I am profoundly grateful for the unstinting support of Ray and Elayne Hack, the late Phil Davis, Liz Hack and Rich Larach, and Tracy, Tim, Katie, and James O’Connell. Without Nancy Davis and Matty and Benjamin Hack, the writing of this book would have been unimaginable—along with much else besides. I know no way to adequately thank them. I can say, though, that one of the countless things for which I am grateful is that they will not mind being thanked alongside the feline members of our family, past and present: Emma, Piper, and Callisto. On the contrary, they would insist on it.
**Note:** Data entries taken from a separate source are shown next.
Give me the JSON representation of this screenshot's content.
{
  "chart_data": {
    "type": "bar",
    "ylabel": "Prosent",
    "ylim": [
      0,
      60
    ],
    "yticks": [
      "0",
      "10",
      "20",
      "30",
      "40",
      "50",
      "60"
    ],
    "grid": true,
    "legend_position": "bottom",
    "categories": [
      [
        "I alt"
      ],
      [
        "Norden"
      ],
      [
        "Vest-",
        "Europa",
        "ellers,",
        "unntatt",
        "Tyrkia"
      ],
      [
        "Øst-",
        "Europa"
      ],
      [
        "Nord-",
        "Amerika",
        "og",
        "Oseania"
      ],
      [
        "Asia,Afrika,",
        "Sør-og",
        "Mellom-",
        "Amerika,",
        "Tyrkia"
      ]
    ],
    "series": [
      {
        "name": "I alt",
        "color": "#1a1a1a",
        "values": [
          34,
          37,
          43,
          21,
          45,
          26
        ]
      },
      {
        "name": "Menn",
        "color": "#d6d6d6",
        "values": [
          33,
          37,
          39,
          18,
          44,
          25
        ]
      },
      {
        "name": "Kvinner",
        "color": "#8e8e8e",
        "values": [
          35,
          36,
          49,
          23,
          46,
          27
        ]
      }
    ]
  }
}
Earlier versions of chapter 1 were published as “Close Reading at a Distance: The African-Americanization of Bleak House,” Critical Inquiry 34:4, © 2008 by the University of Chicago, and “Close Reading at a Distance: Bleak House,” Novel: A Forum on Fiction 42:3, © 2009 Novel, Inc. Parts of chapter 2 appeared in “Wild Charges: The Afro-Haitian ‘Charge of the Light Brigade,’” Victorian Studies 54:2, © 2012 by the Trustees of Indiana University, and “The Canon in Front of Them: African American Deployments of ‘The Charge of the Light Brigade,’” in Early African American Print Culture, ed. Lara Cohen and Jordan Stein, © 2012 by the University of Pennsylvania Press. Some material in chapter 3 was published in “Transatlantic Eliot: African American Connections,” in A Companion to George Eliot, ed. Amanda Anderson and Harry E. Shaw, © 2013 by John Wiley & Sons, Ltd. Part of chapter 5, along with a few paragraphs from the introduction and chapter 4, were published in “Contending with Tennyson: Pauline Hopkins and the Victorian Presence in African American Literature,” American Literary History 28:3, © 2016 by Daniel Hack. I am grateful to the editors and manuscript reviewers for their encouragement and feedback, and to the publishers for permission to reprint.